For me the biggest surprise is how big Pakistan is. I assumed that the data was entered incorrectly, but it seems that Pakistan is just really big. Far bigger than Uttar Pradesh. The second surprise was the GDP of a state like Tamil Nadu. The fact that it’s not very poor, like Bihar, but also relatively populous, means it has a large GDP heft. Larger than Gujarat and Punjab.

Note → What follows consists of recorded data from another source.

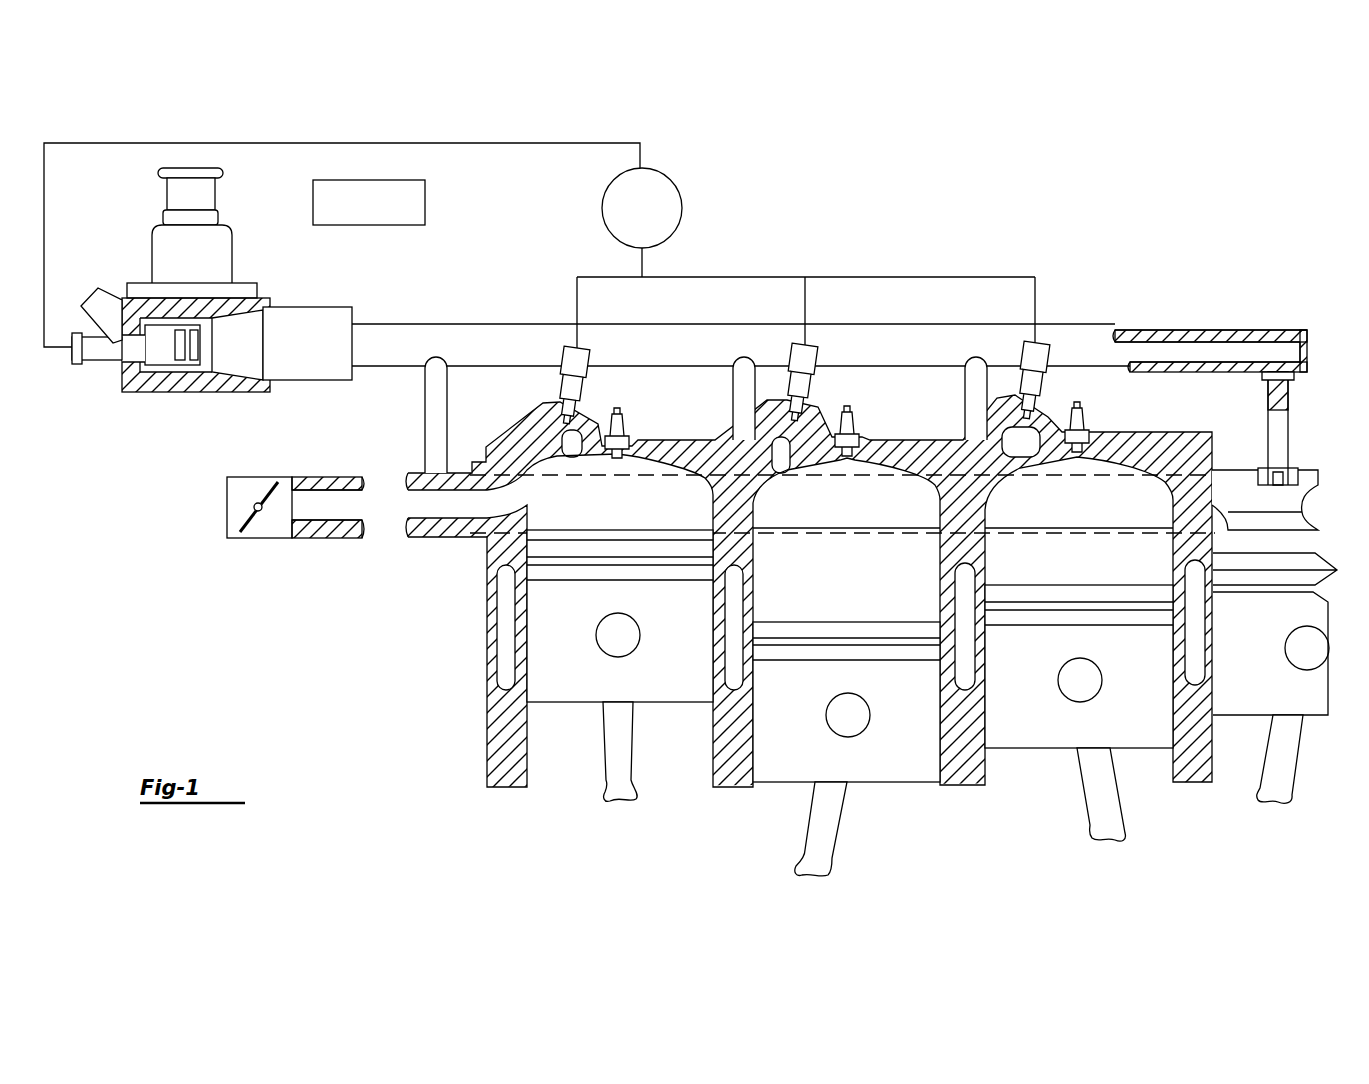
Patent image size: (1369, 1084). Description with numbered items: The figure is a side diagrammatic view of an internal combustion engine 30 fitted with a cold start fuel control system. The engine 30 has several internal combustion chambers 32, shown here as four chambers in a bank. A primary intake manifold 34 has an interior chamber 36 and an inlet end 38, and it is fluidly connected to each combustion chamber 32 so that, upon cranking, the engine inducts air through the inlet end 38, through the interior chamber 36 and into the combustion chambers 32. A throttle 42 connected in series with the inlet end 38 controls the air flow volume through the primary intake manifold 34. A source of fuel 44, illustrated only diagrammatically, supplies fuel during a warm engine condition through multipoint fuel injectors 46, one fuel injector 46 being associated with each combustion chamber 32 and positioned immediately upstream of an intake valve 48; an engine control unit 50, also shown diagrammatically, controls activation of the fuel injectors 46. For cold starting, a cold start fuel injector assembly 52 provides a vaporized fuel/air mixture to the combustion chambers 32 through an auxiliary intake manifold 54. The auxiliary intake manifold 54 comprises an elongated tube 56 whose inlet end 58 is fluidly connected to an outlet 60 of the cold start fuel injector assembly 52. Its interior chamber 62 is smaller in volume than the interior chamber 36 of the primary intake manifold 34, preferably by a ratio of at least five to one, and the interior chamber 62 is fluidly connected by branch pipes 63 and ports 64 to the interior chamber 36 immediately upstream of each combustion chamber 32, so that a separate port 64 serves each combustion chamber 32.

The internal combustion engine 30 is at (422, 657).
The internal combustion chamber 32 is at (636, 516).
The primary intake manifold 34 is at (437, 540).
The interior chamber 36 is at (413, 508).
The inlet end 38 is at (287, 525).
The throttle 42 is at (243, 515).
The source of fuel 44 is at (678, 192).
The multipoint fuel injector 46 is at (790, 345).
The intake valve 48 is at (847, 428).
The engine control unit 50 is at (425, 200).
The cold start fuel injector assembly 52 is at (245, 280).
The auxiliary intake manifold 54 is at (1174, 332).
The elongated tube 56 is at (1254, 330).
The inlet end 58 is at (337, 373).
The outlet 60 is at (397, 281).
The interior chamber 62 is at (1275, 350).
The branch pipe 63 is at (1290, 430).
The port 64 is at (1280, 470).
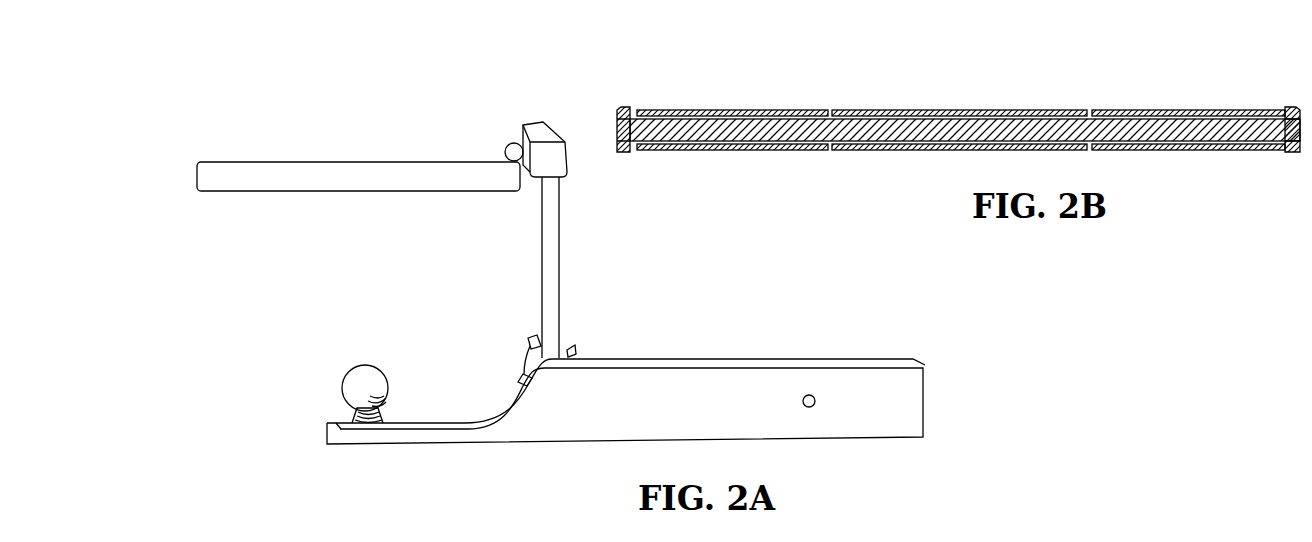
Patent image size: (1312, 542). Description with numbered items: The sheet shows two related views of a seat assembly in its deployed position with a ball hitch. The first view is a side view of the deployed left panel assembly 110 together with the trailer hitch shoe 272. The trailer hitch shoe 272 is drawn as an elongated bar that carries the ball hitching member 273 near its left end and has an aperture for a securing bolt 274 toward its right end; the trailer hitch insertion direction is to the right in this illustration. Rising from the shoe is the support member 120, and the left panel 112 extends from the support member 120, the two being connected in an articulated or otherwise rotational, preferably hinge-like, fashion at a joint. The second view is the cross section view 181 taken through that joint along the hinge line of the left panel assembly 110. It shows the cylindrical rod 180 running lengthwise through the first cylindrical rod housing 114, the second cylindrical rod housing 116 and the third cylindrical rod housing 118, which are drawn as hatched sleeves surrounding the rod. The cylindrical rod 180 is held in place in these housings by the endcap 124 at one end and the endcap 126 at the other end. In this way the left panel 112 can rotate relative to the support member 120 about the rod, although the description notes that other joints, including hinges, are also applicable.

Methodological notes: Most of the Indian data is from this Wikipedia entry. In its turn most of the data within that entry is from the Indian census, or various health and economic surveys. The life expectancy data I mostly got from Google books. Some states had life expectancy for the two sexes disaggregated. If I couldn’t find it averaged, I did so myself. For the non-Indian states I used the World Bank data sets on Google data explorer. I simply aligned up the years between that and the Indian data. For the GDP I had to re-weight. The Indian government doesn’t seem to calculate GDP the same way as the World Bank, because the Indian aggregate and state level per capita GDP was way too low. So I simply shifted the non-Indian GDP in proportion to how much lower the government estimates were from the World Bank (i.e., the GDP for Pakistan and Bangladesh are lower than you’ll find for that period online because I changed to align with the Indian data). I’m still not totally satisfied with this, as I am suspicious that Bangladesh had a higher per capita GDP than Uttar Pradesh in the time period noted. But it is what it is. Also, the literacy rate numbers vary quite a bit, so they may not be totally comparable cross-nationally because what counts as literate varies depend on the criteria laid out. Life expectancy and total fertility rate on the other hand should be robust survey to survey assuming representativeness and no obvious data manipulation.

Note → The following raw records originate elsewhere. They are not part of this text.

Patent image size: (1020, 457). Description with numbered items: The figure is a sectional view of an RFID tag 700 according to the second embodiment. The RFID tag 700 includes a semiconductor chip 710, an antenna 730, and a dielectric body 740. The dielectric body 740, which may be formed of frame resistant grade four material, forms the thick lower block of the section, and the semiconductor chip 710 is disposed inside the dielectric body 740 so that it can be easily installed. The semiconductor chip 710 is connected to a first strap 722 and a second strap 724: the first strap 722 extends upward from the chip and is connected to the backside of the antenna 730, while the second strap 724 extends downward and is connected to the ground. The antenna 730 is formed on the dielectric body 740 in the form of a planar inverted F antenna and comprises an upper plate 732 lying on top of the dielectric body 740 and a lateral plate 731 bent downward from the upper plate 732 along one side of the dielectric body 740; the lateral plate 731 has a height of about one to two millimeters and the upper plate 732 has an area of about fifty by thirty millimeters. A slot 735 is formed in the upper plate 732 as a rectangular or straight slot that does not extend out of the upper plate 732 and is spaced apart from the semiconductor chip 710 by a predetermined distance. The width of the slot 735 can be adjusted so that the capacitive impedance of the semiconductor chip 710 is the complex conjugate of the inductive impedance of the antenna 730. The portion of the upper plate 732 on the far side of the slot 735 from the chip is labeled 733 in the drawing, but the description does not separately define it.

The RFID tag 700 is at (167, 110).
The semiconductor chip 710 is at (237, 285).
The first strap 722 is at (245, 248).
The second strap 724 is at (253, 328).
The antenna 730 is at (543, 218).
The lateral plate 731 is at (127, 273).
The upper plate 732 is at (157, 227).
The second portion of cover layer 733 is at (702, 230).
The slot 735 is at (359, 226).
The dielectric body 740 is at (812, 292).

Also, you can see above that I removed many small administrative units as well as city-states. Cities in India are always very different from the hinterlands, so they don’t give a good representative picture. By analogy, it’s like discarding Luxembourg from European Union data sets when not weighting by population, since it’s so atypical. I wanted to give a sense of geographical variation, and aggregating city-states with more expansive units causes confusion.
Finally, obviously you should put more weight on intra-Indian comparisons, because the methodology will be more standard than when you compare across nations. Calculations of GDP can be an art more than a science. Additionally, metrics like literacy are notoriously fudged (some sources give Kerala with a literacy of 85%, while others 100%).